Honored by: | Rachel Elder |
Brick location: | E:7 map |
Ella Amaretta Abbott Arthur was an Iowa pioneer woman who came to Dickinson County, Iowa, as an eight-year-old child walking behind the covered wagon from Wisconsin, a long walk that began early in the spring so they could cross the Mississippi River before the ice thawed.
She was a descendent of Governor William Bradford and other pilgrims who came to New England on the Mayflower. She was also a descendent of several Revolutionary War patriots. She was related to both the Coffin and Mott families, who are best known by the Quaker woman Lucretia Coffin Mott who began witnessing for equality for women when she discovered that her favorite teacher was paid more than women teachers. She married the man and both of them kept a life-long commitment to the movement for equality for women. Lucretia was also an early and vocal abolitionist before the Civil War and an agitator for world peace.
With this heritage of activism and tradition of being teachers, Ella became an Iowa farm woman who lived a life larger than the geographical space she occupied on the prairie. Ella was naturally left-handed but this was considered a disgrace by her school-teacher parents so she became ambidextrous, tackling problems with both hands. Even in her last years she kept her accounts with a pencil in each hand.
Her mother died when Ella was a teenager, leaving her as the mother of her younger siblings. At sixteen she passed the teacher's examination and began teaching in a log cabin school house. Her salary was $20 and her father was severely criticized because he "allowed her to buy a sewing machine which meant she would probably grow up to be a lazy good-for-nothing woman." She married one of the largest of her students who had been helpful in insisting that the boys, many of them older than the teacher, obey the tiny young girl who believed in the importance of "book learning."

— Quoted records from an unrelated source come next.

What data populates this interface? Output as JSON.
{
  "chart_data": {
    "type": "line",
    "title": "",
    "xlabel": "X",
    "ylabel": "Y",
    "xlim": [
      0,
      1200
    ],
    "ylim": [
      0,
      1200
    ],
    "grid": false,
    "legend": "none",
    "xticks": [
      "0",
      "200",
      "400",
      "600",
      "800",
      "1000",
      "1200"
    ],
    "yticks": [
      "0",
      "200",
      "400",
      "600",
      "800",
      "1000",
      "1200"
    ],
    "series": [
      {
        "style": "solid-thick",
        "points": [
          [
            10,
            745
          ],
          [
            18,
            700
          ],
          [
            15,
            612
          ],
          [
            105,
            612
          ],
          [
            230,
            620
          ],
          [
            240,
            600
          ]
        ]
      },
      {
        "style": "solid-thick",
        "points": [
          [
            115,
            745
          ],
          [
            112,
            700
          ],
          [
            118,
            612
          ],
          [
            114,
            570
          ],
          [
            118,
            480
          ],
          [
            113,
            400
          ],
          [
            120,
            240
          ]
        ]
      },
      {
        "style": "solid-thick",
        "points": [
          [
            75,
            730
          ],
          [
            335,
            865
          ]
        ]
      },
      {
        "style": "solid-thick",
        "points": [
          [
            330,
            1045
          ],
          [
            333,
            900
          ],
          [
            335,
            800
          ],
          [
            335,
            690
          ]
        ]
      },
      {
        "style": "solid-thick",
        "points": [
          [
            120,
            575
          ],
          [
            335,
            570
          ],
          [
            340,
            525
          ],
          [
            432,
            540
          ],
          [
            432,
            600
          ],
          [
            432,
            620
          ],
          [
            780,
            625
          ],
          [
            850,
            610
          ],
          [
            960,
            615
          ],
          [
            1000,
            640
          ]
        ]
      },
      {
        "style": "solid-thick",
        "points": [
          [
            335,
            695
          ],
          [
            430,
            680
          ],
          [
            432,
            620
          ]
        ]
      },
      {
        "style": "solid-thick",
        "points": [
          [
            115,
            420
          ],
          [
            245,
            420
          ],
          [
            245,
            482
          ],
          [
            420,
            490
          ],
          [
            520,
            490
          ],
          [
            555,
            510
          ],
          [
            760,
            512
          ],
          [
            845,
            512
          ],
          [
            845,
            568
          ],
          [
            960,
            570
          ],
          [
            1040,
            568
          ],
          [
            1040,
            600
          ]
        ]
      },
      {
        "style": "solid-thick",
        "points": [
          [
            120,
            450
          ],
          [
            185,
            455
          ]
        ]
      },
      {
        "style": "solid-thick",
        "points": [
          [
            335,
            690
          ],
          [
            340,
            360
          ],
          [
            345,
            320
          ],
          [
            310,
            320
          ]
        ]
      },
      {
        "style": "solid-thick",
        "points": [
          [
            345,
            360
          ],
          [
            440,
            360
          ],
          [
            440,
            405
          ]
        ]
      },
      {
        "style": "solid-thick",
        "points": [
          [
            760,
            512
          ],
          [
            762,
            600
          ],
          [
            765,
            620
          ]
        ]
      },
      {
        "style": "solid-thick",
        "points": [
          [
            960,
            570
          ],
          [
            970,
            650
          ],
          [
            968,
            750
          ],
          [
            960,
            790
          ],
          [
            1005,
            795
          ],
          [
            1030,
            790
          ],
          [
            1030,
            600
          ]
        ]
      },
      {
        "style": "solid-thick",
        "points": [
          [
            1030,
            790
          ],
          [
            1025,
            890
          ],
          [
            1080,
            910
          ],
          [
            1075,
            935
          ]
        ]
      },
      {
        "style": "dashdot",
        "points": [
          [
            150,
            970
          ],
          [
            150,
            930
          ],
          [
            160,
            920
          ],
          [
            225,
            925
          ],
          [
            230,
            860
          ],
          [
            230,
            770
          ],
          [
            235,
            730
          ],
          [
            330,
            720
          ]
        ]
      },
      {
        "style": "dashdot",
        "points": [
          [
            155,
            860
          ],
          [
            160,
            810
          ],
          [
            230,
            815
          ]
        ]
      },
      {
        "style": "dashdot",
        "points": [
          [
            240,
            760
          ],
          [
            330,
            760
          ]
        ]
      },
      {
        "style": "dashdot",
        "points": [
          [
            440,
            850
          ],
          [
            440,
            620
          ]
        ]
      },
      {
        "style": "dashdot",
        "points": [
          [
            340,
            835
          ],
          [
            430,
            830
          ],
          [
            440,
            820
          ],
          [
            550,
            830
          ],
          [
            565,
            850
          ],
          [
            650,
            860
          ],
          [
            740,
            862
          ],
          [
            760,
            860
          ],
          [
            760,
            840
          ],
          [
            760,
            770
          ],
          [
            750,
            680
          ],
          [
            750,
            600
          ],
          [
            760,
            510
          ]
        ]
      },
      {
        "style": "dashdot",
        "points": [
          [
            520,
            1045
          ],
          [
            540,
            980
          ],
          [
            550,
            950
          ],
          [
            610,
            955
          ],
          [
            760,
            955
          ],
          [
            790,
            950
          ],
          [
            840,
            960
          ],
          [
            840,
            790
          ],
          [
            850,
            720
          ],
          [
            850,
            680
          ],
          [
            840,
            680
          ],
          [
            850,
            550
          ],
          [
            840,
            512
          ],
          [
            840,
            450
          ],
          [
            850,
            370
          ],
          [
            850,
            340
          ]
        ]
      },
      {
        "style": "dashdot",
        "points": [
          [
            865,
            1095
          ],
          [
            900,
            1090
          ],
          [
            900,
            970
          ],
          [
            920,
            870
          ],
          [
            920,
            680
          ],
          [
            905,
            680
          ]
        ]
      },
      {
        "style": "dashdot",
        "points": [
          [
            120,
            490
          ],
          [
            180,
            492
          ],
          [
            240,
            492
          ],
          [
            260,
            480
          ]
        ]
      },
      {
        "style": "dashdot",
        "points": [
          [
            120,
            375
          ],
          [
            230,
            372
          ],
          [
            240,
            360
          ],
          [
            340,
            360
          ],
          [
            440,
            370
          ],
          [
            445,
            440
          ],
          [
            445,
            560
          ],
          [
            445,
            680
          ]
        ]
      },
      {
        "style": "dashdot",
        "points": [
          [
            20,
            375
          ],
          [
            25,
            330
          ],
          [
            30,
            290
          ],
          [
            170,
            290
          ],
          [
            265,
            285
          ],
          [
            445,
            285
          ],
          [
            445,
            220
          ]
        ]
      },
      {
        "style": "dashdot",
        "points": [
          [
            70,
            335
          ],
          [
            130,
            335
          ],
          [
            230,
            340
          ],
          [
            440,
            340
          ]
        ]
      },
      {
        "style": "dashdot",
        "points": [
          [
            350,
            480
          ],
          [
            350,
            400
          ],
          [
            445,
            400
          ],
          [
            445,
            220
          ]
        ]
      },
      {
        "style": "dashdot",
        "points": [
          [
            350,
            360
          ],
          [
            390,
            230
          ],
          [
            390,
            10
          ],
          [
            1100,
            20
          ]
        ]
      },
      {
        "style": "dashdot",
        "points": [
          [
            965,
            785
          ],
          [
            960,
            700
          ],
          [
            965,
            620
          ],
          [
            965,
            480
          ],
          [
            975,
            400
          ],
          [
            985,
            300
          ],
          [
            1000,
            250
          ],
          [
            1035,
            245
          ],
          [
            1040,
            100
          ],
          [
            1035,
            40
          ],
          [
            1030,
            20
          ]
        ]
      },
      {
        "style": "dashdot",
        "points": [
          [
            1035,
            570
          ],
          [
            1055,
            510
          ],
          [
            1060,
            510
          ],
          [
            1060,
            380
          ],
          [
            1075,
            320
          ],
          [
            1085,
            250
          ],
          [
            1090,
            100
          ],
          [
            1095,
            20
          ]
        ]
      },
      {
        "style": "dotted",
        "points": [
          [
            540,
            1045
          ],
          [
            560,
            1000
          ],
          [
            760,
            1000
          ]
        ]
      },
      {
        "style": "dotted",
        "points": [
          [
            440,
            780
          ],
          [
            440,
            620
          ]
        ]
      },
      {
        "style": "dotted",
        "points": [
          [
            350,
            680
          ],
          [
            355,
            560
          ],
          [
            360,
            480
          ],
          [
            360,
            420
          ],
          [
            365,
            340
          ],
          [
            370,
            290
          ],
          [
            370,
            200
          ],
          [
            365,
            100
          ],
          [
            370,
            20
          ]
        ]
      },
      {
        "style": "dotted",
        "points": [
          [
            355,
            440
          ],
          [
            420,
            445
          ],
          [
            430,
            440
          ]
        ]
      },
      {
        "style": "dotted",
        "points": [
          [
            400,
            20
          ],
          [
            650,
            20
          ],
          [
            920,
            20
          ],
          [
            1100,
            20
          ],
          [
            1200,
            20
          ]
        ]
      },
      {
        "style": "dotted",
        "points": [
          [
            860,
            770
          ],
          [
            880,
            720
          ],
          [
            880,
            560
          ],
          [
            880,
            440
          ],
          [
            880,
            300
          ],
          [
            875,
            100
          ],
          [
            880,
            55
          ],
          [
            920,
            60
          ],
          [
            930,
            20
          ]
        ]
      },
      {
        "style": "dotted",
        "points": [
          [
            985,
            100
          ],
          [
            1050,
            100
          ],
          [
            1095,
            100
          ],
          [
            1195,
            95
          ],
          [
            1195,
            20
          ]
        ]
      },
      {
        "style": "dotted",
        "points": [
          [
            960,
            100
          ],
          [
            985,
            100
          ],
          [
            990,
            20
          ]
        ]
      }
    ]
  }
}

Together Henry and Ella Arthur farmed the Arthur homestead on East Okoboji Lake, where the earlier settlers had been massacred by Indians. The Arthurs were pillars of the community. Ella continued to participate in the literacy movement and to assert the rights of women by leaving her family and traveling over northwest Iowa to sell books. In her last years, she was often asked to come to the Spirit Lake Consolidated School to talk about pioneer days. She often could tell the pupils facts about their grandparents that the children didn't know. She remembered not only the dates when people were born, married and died, but often would name the day of the week.
I, as her granddaughter, honor her as a pioneer woman teacher and activist. She introduced me to the pleasures of mental arithmetic inspired me to become a teacher and believed that "where there is a will there is a way."